Angular environment.ts + fileReplacements (chosen)

  • Good, because idiomatic Angular — every Angular contributor recognises it.
  • Good, because zero runtime cost, zero extra deploy step.
  • Good, because the values are visible in source (one file per environment, side by side).
  • Bad, because per-environment artefact (rebuild on promotion). Acceptable given build is fast.

Runtime fetch from /config.json

  • Good, because single artefact across environments (build once, deploy everywhere).
  • Bad, because adds a startup-blocking HTTP fetch (RUM cost on LCP/TTFB budgets per ADR-0017).
  • Bad, because a runtime-config error means the SPA cannot start — discoverable only at first user load.

<meta name="config" content="…"> injected at deploy

  • Good, because also single artefact.
  • Bad, because the deploy platform must rewrite index.html as part of release. Extra moving piece, easy to forget on a new platform.
  • Bad, because mixing config and HTML hurts cacheability of index.html.

esbuild define substitution

  • Good, because also build-time, also fast.
  • Bad, because circumvents Angular's expected pattern; future contributors look for environment.ts first. Avoid the surprise.

BFF audit-log connection

Separate AUDIT_DATABASE_URL pool (chosen for prod, opt-in)

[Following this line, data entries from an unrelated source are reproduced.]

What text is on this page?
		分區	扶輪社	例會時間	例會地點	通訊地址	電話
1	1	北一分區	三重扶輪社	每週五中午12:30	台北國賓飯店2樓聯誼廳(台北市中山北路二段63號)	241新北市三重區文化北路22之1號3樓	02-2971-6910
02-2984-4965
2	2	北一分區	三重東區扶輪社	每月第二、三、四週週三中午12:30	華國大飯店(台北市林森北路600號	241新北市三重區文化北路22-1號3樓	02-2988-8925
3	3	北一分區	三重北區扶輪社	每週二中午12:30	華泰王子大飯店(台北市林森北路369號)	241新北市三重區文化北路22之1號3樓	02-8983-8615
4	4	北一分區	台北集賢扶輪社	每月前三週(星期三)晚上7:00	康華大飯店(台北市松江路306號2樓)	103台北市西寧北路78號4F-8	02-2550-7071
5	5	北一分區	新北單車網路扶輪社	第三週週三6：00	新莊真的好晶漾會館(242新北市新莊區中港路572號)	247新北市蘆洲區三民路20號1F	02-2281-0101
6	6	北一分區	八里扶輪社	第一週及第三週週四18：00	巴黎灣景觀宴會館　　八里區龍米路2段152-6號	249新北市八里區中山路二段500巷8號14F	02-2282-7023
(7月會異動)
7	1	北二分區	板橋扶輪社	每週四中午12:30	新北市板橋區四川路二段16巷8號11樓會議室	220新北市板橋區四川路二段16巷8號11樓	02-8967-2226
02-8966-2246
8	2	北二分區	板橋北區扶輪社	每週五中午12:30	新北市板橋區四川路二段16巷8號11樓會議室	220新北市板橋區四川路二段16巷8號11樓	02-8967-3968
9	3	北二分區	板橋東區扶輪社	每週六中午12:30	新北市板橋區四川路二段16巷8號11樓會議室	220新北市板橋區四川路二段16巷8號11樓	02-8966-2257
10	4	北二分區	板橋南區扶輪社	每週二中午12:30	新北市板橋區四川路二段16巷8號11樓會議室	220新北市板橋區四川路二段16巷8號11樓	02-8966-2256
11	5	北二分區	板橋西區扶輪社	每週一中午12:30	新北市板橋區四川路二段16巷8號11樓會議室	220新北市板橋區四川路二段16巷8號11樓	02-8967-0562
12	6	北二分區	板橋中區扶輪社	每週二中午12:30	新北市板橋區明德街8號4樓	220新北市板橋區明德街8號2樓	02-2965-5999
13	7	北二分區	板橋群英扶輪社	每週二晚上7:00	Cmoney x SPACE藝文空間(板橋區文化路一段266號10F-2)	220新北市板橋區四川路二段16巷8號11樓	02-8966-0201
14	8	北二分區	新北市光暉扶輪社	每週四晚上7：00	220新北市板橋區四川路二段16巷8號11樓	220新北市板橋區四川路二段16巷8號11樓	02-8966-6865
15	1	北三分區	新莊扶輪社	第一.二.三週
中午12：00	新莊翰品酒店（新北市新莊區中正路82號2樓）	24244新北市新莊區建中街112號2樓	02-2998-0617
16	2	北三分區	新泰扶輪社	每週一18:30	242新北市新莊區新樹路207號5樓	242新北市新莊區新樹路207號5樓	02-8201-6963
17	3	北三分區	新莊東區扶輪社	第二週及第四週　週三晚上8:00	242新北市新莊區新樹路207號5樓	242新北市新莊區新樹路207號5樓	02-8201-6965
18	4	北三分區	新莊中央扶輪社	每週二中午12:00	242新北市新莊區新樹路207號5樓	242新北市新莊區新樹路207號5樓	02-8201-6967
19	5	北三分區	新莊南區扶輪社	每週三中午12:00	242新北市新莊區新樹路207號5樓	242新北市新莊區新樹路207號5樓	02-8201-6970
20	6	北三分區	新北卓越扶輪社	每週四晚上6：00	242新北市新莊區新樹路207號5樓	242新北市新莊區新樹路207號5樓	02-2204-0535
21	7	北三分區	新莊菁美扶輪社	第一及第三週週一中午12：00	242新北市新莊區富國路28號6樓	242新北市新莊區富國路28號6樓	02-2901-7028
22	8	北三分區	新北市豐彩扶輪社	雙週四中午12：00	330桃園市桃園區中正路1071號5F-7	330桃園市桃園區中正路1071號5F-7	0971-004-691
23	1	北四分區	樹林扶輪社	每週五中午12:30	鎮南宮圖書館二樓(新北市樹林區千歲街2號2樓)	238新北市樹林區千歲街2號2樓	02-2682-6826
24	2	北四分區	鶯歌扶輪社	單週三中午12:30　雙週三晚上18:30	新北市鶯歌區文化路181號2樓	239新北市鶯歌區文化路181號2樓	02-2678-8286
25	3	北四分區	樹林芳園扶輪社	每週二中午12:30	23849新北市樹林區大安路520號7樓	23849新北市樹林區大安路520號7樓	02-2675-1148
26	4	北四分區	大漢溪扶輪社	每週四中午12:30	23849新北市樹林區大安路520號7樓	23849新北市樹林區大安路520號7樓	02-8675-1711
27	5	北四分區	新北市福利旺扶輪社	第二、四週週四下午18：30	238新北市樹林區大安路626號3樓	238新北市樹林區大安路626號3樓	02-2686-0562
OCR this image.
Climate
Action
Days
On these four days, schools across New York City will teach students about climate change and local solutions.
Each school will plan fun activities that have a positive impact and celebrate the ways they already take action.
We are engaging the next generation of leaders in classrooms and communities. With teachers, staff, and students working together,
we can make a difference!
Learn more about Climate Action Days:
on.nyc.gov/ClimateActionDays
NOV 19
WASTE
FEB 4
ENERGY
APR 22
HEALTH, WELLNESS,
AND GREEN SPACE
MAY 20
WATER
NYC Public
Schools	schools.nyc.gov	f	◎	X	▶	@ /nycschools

  • Good, because hard runtime isolation — the audit-writing connection cannot perform anything else.
  • Good, because a SQL injection on a non-audit code path cannot reach the audit log.
  • Bad, because second connection pool to operate (sized, monitored, drained on shutdown). Bounded operational cost.

Single DATABASE_URL + SET LOCAL ROLE (current v1)

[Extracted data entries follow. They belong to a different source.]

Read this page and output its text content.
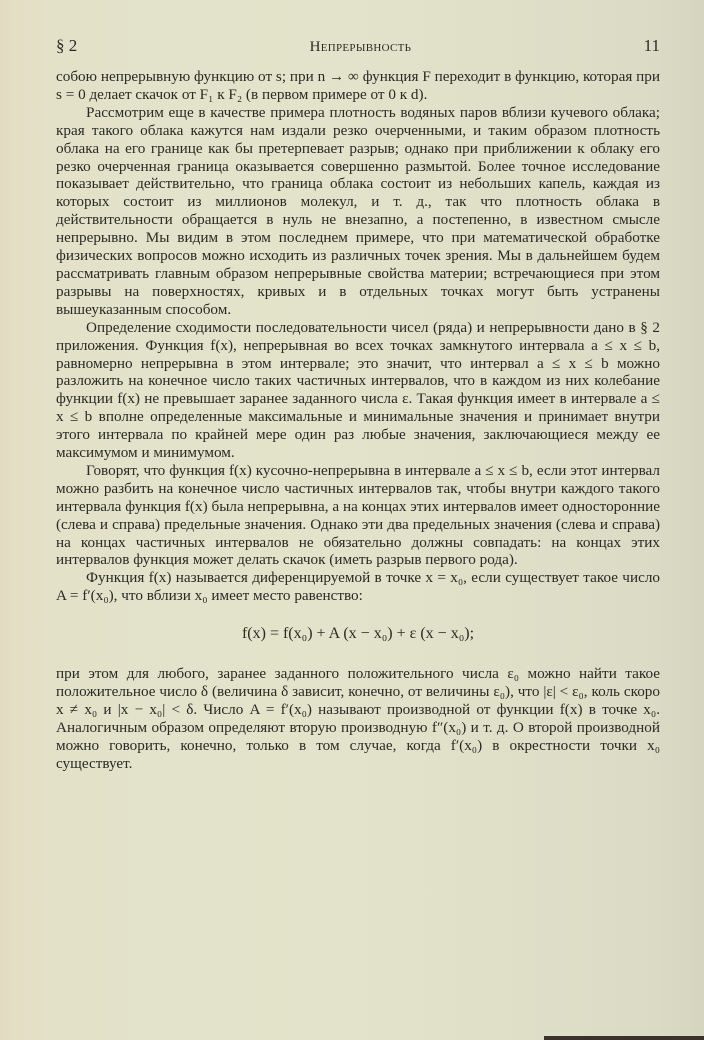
§ 2	Непрерывность	11

собою непрерывную функцию от s; при n → ∞ функция F переходит в функцию, которая при s = 0 делает скачок от F₁ к F₂ (в первом примере от 0 к d).

Рассмотрим еще в качестве примера плотность водяных паров вблизи кучевого облака; края такого облака кажутся нам издали резко очерченными, и таким образом плотность облака на его границе как бы претерпевает разрыв; однако при приближении к облаку его резко очерченная граница оказывается совершенно размытой. Более точное исследование показывает действительно, что граница облака состоит из небольших капель, каждая из которых состоит из миллионов молекул, и т. д., так что плотность облака в действительности обращается в нуль не внезапно, а постепенно, в известном смысле непрерывно. Мы видим в этом последнем примере, что при математической обработке физических вопросов можно исходить из различных точек зрения. Мы в дальнейшем будем рассматривать главным образом непрерывные свойства материи; встречающиеся при этом разрывы на поверхностях, кривых и в отдельных точках могут быть устранены вышеуказанным способом.

Определение сходимости последовательности чисел (ряда) и непрерывности дано в § 2 приложения. Функция f(x), непрерывная во всех точках замкнутого интервала a ≤ x ≤ b, равномерно непрерывна в этом интервале; это значит, что интервал a ≤ x ≤ b можно разложить на конечное число таких частичных интервалов, что в каждом из них колебание функции f(x) не превышает заранее заданного числа ε. Такая функция имеет в интервале a ≤ x ≤ b вполне определенные максимальные и минимальные значения и принимает внутри этого интервала по крайней мере один раз любые значения, заключающиеся между ее максимумом и минимумом.

Говорят, что функция f(x) кусочно-непрерывна в интервале a ≤ x ≤ b, если этот интервал можно разбить на конечное число частичных интервалов так, чтобы внутри каждого такого интервала функция f(x) была непрерывна, а на концах этих интервалов имеет односторонние (слева и справа) предельные значения. Однако эти два предельных значения (слева и справа) на концах частичных интервалов не обязательно должны совпадать: на концах этих интервалов функция может делать скачок (иметь разрыв первого рода).

Функция f(x) называется диференцируемой в точке x = x₀, если существует такое число A = f′(x₀), что вблизи x₀ имеет место равенство:

f(x) = f(x₀) + A (x − x₀) + ε (x − x₀);

при этом для любого, заранее заданного положительного числа ε₀ можно найти такое положительное число δ (величина δ зависит, конечно, от величины ε₀), что |ε| < ε₀, коль скоро x ≠ x₀ и |x − x₀| < δ. Число A = f′(x₀) называют производной от функции f(x) в точке x₀. Аналогичным образом определяют вторую производную f″(x₀) и т. д. О второй производной можно говорить, конечно, только в том случае, когда f′(x₀) в окрестности точки x₀ существует.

  • Good, because one pool, one set of credentials. Simpler dev story.
  • Bad, because the BFF connection retains all its other privileges; a runtime exploit could RESET ROLE and bypass the contract. Acceptable for v1, mitigated by Postgres role grants ensuring UPDATE / TRUNCATE are denied even to the underlying superuser at runtime — but the BFF login user could still read business data the audit-only connection wouldn't.

Single connection that runs as audit_writer permanently

  • Bad, because the BFF's other features need many more privileges than audit_writer. Doesn't fit.

BFF env-var loading

process.env + boot-time validator (chosen)

  • Good, because zero dep, fast, clear failure.
  • Bad, because no schema declaration in one place — validation is per-file.

@nestjs/config

  • Good, because Nest-idiomatic, hierarchical lookup.
  • Bad, because heavy for our key count, adds DI ceremony, hides the simplicity of "just read process.env".

zod schema

  • Good, because typed validation, clear schema declaration.
  • Bad, because runtime dep for an at-boot check that does not need to be re-run.